Ficção Americana (American Fiction – 2023)
Monk (Jeffrey Wright) é um escritor negro brilhante, mas seus livros não são populares já que ele se recusa a retratar negros de forma estereotipada em seu trabalho. Ele é pressionado por seu editor a criar uma obra comercial e escreve uma história carregada de preconceitos como piada. Só que o livro se torna um best-seller da noite para o dia. Com o dinheiro caindo em sua conta, mas com a consciência pesada, Monk é obrigado a encarnar um personagem do gueto para manter a farsa.
O roteirista/diretor Cord Jefferson assinou bons trabalhos na TV, mas a sua estreia no cinema surpreende pela atitude, ele abraça a oportunidade com sangue nos olhos, como se inconscientemente suspeitasse que a indústria não vai permitir que ele voe livremente na área após expor tantas verdades indesejadas, debochando diretamente de tópicos que sustentam a agenda que domina hoje o cinema norte-americano.

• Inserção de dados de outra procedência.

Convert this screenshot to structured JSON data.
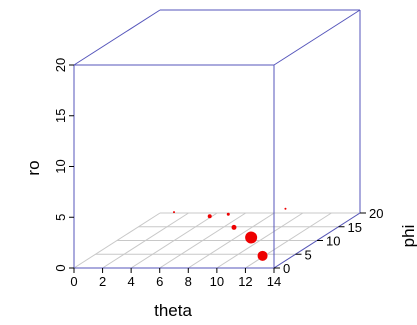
{
  "chart_data": {
    "type": "scatter",
    "subtype": "3d",
    "xlabel": "theta",
    "ylabel": "phi",
    "zlabel": "ro",
    "xlim": [
      0,
      14
    ],
    "ylim": [
      0,
      20
    ],
    "zlim": [
      0,
      20
    ],
    "x_ticks": [
      "0",
      "2",
      "4",
      "6",
      "8",
      "10",
      "12",
      "14"
    ],
    "y_ticks": [
      "0",
      "5",
      "10",
      "15",
      "20"
    ],
    "z_ticks": [
      "0",
      "5",
      "10",
      "15",
      "20"
    ],
    "grid": true,
    "point_color": "#ee0000",
    "points": [
      {
        "x": 7.0,
        "y": 0,
        "z": 5.5,
        "size": 1
      },
      {
        "x": 9.5,
        "y": 0,
        "z": 5.1,
        "size": 2
      },
      {
        "x": 10.8,
        "y": 0,
        "z": 5.3,
        "size": 1.5
      },
      {
        "x": 11.2,
        "y": 0,
        "z": 4.0,
        "size": 2.5
      },
      {
        "x": 12.4,
        "y": 0,
        "z": 3.0,
        "size": 6
      },
      {
        "x": 13.2,
        "y": 0,
        "z": 1.2,
        "size": 5
      },
      {
        "x": 14.2,
        "y": 2,
        "z": 5.3,
        "size": 1
      }
    ]
  },
  "colors": {
    "box": "#5555bb",
    "grid": "#c8c8c8"
  }
}
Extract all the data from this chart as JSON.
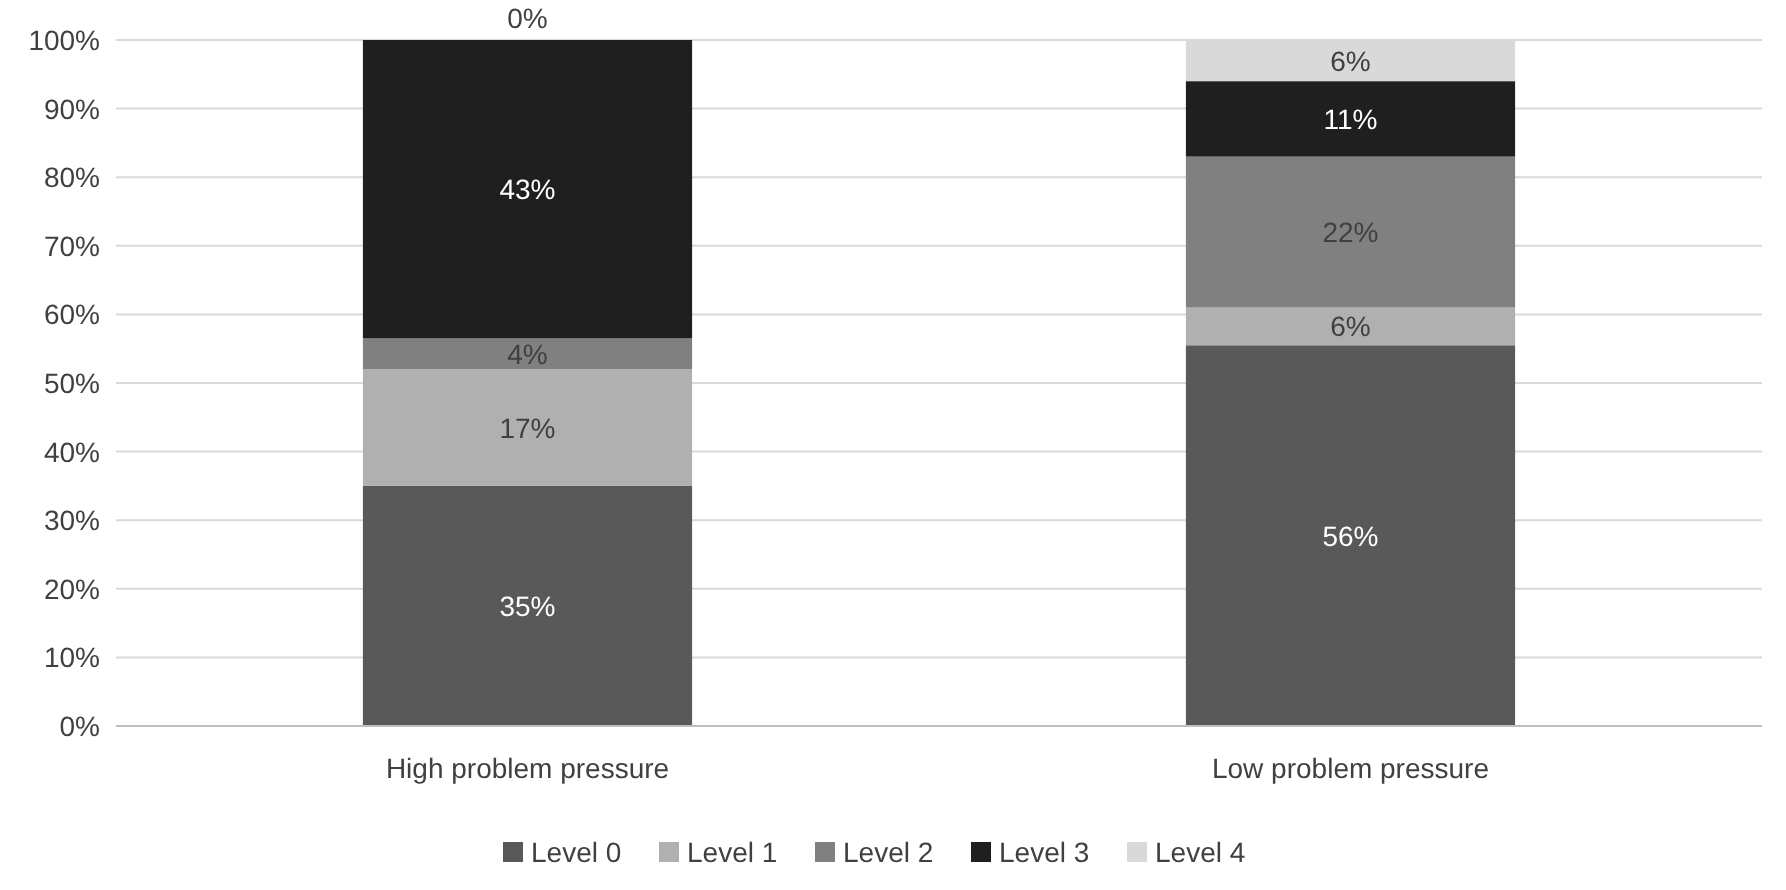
{
  "chart_data": {
    "type": "bar",
    "stacked": true,
    "categories": [
      "High problem pressure",
      "Low problem pressure"
    ],
    "series": [
      {
        "name": "Level 0",
        "color": "#595959",
        "values": [
          35,
          55.5
        ],
        "value_labels": [
          "35%",
          "56%"
        ]
      },
      {
        "name": "Level 1",
        "color": "#b0b0b0",
        "values": [
          17,
          5.5
        ],
        "value_labels": [
          "17%",
          "6%"
        ]
      },
      {
        "name": "Level 2",
        "color": "#808080",
        "values": [
          4.5,
          22
        ],
        "value_labels": [
          "4%",
          "22%"
        ]
      },
      {
        "name": "Level 3",
        "color": "#1f1f1f",
        "values": [
          43.5,
          11
        ],
        "value_labels": [
          "43%",
          "11%"
        ]
      },
      {
        "name": "Level 4",
        "color": "#d9d9d9",
        "values": [
          0,
          6
        ],
        "value_labels": [
          "0%",
          "6%"
        ]
      }
    ],
    "ylim": [
      0,
      100
    ],
    "yticks": [
      {
        "value": 0,
        "label": "0%"
      },
      {
        "value": 10,
        "label": "10%"
      },
      {
        "value": 20,
        "label": "20%"
      },
      {
        "value": 30,
        "label": "30%"
      },
      {
        "value": 40,
        "label": "40%"
      },
      {
        "value": 50,
        "label": "50%"
      },
      {
        "value": 60,
        "label": "60%"
      },
      {
        "value": 70,
        "label": "70%"
      },
      {
        "value": 80,
        "label": "80%"
      },
      {
        "value": 90,
        "label": "90%"
      },
      {
        "value": 100,
        "label": "100%"
      }
    ],
    "grid": "y",
    "legend": "bottom"
  }
}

Ele lutou muito para conseguir realizar o filme, e, ao final da sessão, você consegue entender a razão principal do processo ter sido tão dificultado.
A proposta da obra, com seu senso de humor refinado, vai de encontro ao ponto nevrálgico da questão racial enquanto instrumento da manipulação social financiada pelos titereiros do caos desde sempre.

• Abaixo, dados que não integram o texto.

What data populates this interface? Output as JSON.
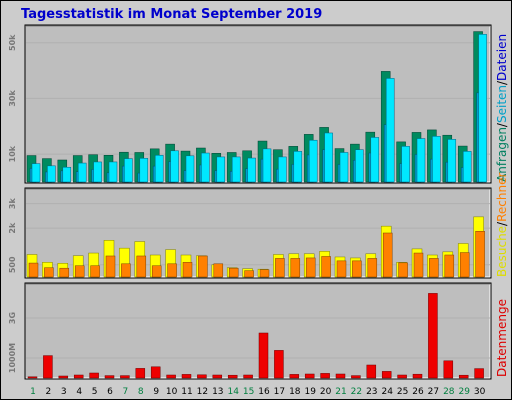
{
  "title": "Tagesstatistik im Monat September 2019",
  "colors": {
    "frame_bg": "#cccccc",
    "plot_bg": "#bebebe",
    "anfragen": "#008a5f",
    "seiten": "#009fcd",
    "dateien": "#00e8ff",
    "besuche": "#ffff00",
    "rechner": "#ff8000",
    "datenmenge": "#ee0000",
    "weekend_label": "#007f3f",
    "weekday_label": "#000000",
    "legend_anfragen": "#007f5f",
    "legend_seiten": "#00a0c8",
    "legend_dateien": "#0000cc",
    "legend_besuche": "#dddd00",
    "legend_rechner": "#ff8000",
    "legend_datenmenge": "#dd0000"
  },
  "legend": {
    "top": [
      "Anfragen",
      "Seiten",
      "Dateien"
    ],
    "top_separator": "/",
    "middle": [
      "Besuche",
      "Rechner"
    ],
    "middle_separator": "/",
    "bottom": "Datenmenge"
  },
  "chart_data": [
    {
      "type": "bar",
      "name": "Anfragen / Seiten / Dateien",
      "categories": [
        "1",
        "2",
        "3",
        "4",
        "5",
        "6",
        "7",
        "8",
        "9",
        "10",
        "11",
        "12",
        "13",
        "14",
        "15",
        "16",
        "17",
        "18",
        "19",
        "20",
        "21",
        "22",
        "23",
        "24",
        "25",
        "26",
        "27",
        "28",
        "29",
        "30"
      ],
      "weekend": [
        "1",
        "7",
        "8",
        "14",
        "15",
        "21",
        "22",
        "28",
        "29"
      ],
      "yticks": [
        {
          "v": 10000,
          "label": "10k"
        },
        {
          "v": 30000,
          "label": "30k"
        },
        {
          "v": 50000,
          "label": "50k"
        }
      ],
      "ylim": [
        0,
        56000
      ],
      "series": [
        {
          "name": "Anfragen",
          "values": [
            9500,
            8400,
            7900,
            9500,
            9800,
            9600,
            10700,
            10600,
            11900,
            13600,
            11100,
            12200,
            10300,
            10600,
            11200,
            14700,
            11600,
            12800,
            17100,
            19600,
            12000,
            13600,
            17900,
            39700,
            14400,
            17800,
            18700,
            16800,
            12900,
            54000
          ]
        },
        {
          "name": "Seiten",
          "values": [
            4900,
            3600,
            4000,
            3700,
            4500,
            3300,
            5700,
            3200,
            5700,
            7300,
            4100,
            6100,
            4100,
            3800,
            4800,
            8200,
            4600,
            6300,
            9700,
            11600,
            6300,
            7800,
            10400,
            20600,
            6600,
            9900,
            8200,
            7100,
            5200,
            32000
          ]
        },
        {
          "name": "Dateien",
          "values": [
            6600,
            5800,
            5300,
            6800,
            7200,
            7200,
            8400,
            8500,
            9600,
            11200,
            9400,
            10400,
            9000,
            9000,
            8600,
            11900,
            9000,
            11000,
            15000,
            17600,
            10600,
            11600,
            16000,
            37200,
            12800,
            15600,
            16400,
            15300,
            11000,
            53000
          ]
        }
      ]
    },
    {
      "type": "bar",
      "name": "Besuche / Rechner",
      "categories": [
        "1",
        "2",
        "3",
        "4",
        "5",
        "6",
        "7",
        "8",
        "9",
        "10",
        "11",
        "12",
        "13",
        "14",
        "15",
        "16",
        "17",
        "18",
        "19",
        "20",
        "21",
        "22",
        "23",
        "24",
        "25",
        "26",
        "27",
        "28",
        "29",
        "30"
      ],
      "yticks": [
        {
          "v": 500,
          "label": "500"
        },
        {
          "v": 2000,
          "label": "2k"
        },
        {
          "v": 3000,
          "label": "3k"
        }
      ],
      "ylim": [
        0,
        3600
      ],
      "series": [
        {
          "name": "Besuche",
          "values": [
            920,
            600,
            560,
            870,
            980,
            1500,
            1180,
            1450,
            900,
            1120,
            900,
            870,
            500,
            380,
            340,
            320,
            920,
            950,
            950,
            1050,
            820,
            780,
            950,
            2080,
            600,
            1150,
            900,
            1030,
            1370,
            2460
          ]
        },
        {
          "name": "Rechner",
          "values": [
            570,
            380,
            360,
            460,
            460,
            860,
            540,
            860,
            460,
            540,
            600,
            860,
            540,
            360,
            260,
            300,
            760,
            760,
            780,
            840,
            660,
            660,
            760,
            1800,
            580,
            980,
            760,
            900,
            1000,
            1870
          ]
        }
      ]
    },
    {
      "type": "bar",
      "name": "Datenmenge",
      "categories": [
        "1",
        "2",
        "3",
        "4",
        "5",
        "6",
        "7",
        "8",
        "9",
        "10",
        "11",
        "12",
        "13",
        "14",
        "15",
        "16",
        "17",
        "18",
        "19",
        "20",
        "21",
        "22",
        "23",
        "24",
        "25",
        "26",
        "27",
        "28",
        "29",
        "30"
      ],
      "yticks": [
        {
          "v": 1000,
          "label": "1000M"
        },
        {
          "v": 3000,
          "label": "3G"
        }
      ],
      "ylim": [
        0,
        4700
      ],
      "series": [
        {
          "name": "Datenmenge",
          "values": [
            60,
            1120,
            100,
            150,
            250,
            120,
            120,
            480,
            560,
            150,
            180,
            160,
            150,
            140,
            150,
            2250,
            1380,
            180,
            200,
            230,
            200,
            120,
            650,
            330,
            150,
            190,
            4230,
            860,
            140,
            470
          ]
        }
      ]
    }
  ]
}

“Quanto mais burro eu me comporto, mais rico eu fico.” (Monk)
Trocando em miúdos e utilizando o nosso cenário político atual, a opção consciente de reduzir o negro às expressões culturais mais rasteiras, como o batuque do tambor, o funk bestializado ou a pichação de muros, leia-se, impondo uma imagem humilhante de submissão e incapacidade intelectual, objetivando o controle disfarçado de sinalização de virtude, ao invés de exaltar, por exemplo, o papel fundamental dos negros no elegante Jazz norte-americano (uma referência óbvia no nome do protagonista) ou na poesia romântica do samba que nascia outrora nos morros brasileiros.
Expandindo a discussão, o problema é similar ao que ocorre com a imagem dos nordestinos que é trabalhada pelos veículos culturais brasileiros, o constante bater na tecla da miséria, com a mesma sórdida intenção. Utilizando uma analogia simples, o ato de desligar o bombeamento de água para manter a narrativa e a indústria da seca, enquanto discursa teatralmente como o salvador da pátria, vendendo a promessa da libertação que nunca será permitida.
Aos interesses que lucram sobremaneira com o racismo, que dependem do “dividir para conquistar”, não interessa de forma alguma que negros e brancos se enxerguem como iguais. Quando o mundo começa a trilhar este caminho, quando a lucidez passa a se exibir com mais segurança, eles dão um jeitinho de estimular o conflito. A união é força, um povo unido, psicologicamente maduro e intelectualmente firme é uma ameaça para os titereiros do caos.
Retornando ao filme após esta reflexão alimentada pelos temas que ele suscita, afirmo que o brilhantismo do roteiro, adaptado do livro “Erasure”, de Percival Everett, já é evidenciado na corajosa escolha da cena que abre a trama, antes mesmo dos créditos iniciais.
O professor, vivido por Jeffrey Wright, que é negro, tendo que aguentar uma desajeitada tentativa de lição de moral sobre racismo de uma aluna branca, de cabelo verde, um detalhe importante, a típica ativista adolescente padronizada que não limpa nem o próprio quarto, mas que posa publicamente como um ser superior.
Uma vítima da engenharia social, por conseguinte, alguém que vive na realidade alternativa alimentada pelo sistema, uma dissonância cognitiva ambulante, confusa em todos os aspectos de sua vida, em suma, na linguagem popular, símbolo da geração de ovelhas que está sendo investida de autoridade pelos lobos.
A espertíssima sacada da metalinguagem no desfecho é a cereja do bolo, “Ficção Americana” também é engrandecido pela escolha da imagem que fecha a trama, resumindo perfeitamente em seu simbolismo tudo o que inteligentemente defendeu, até superestimando a capacidade de compreensão do público, algo que deve ser aplaudido.